What is the most rewarding part of the work you do?
Since a lot of the work we do is in a short amount of time, the successes I see are small but those small successes make a world of difference to those individuals and that is most rewarding. I usually don’t see clients after they leave our programs. So I typically don’t get the chance to see the long term effects, but I can only hope it’s beautiful.
How do you want to help moving humanity forward?
I would like to continue helping the community in the substance abuse and mental health fields by giving those without a voice, the space they need to grow and become the best versions of themselves. Some people forget that behind the substance abuse and the mental illness, there is a human being just like any one of us who needs some extra care and attention. Some people see the homelessness before they see a young adult who left home because of sexual abuse.
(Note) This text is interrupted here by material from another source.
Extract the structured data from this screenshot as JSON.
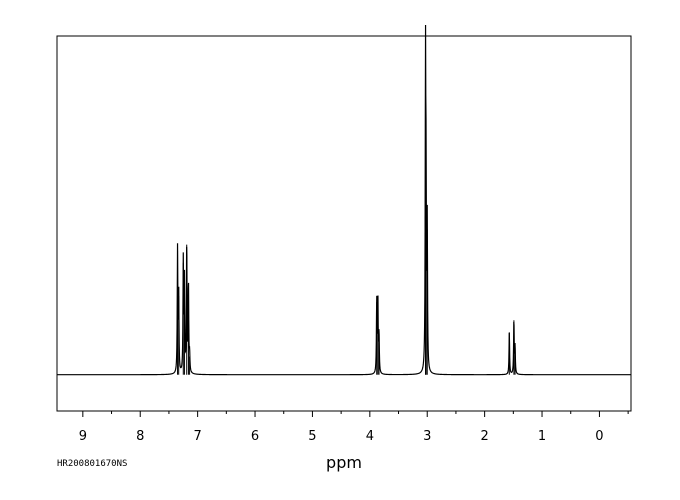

They see the addict before they see a father, they see a person with schizophrenia before they see someone who previously ran their own business. I want to bring back the image of humanity to them.
As far as my next steps, I actually have been feeling a need to start focusing on our survivors and victims of human trafficking and the unique needs and assistance they require to regain their lives back. Hopefully one day I can open my own wellness or treatment center for these underserved communities and become another resource for people who need it. I hope that it can shed a light to the devastating things that happen “in the dark” and make people more aware of the things that are happening in the shadows of this county. Maybe that will help this field get more resources needed to finally “stop the bleeding” and give everyone a chance to heal and stop hurting one another.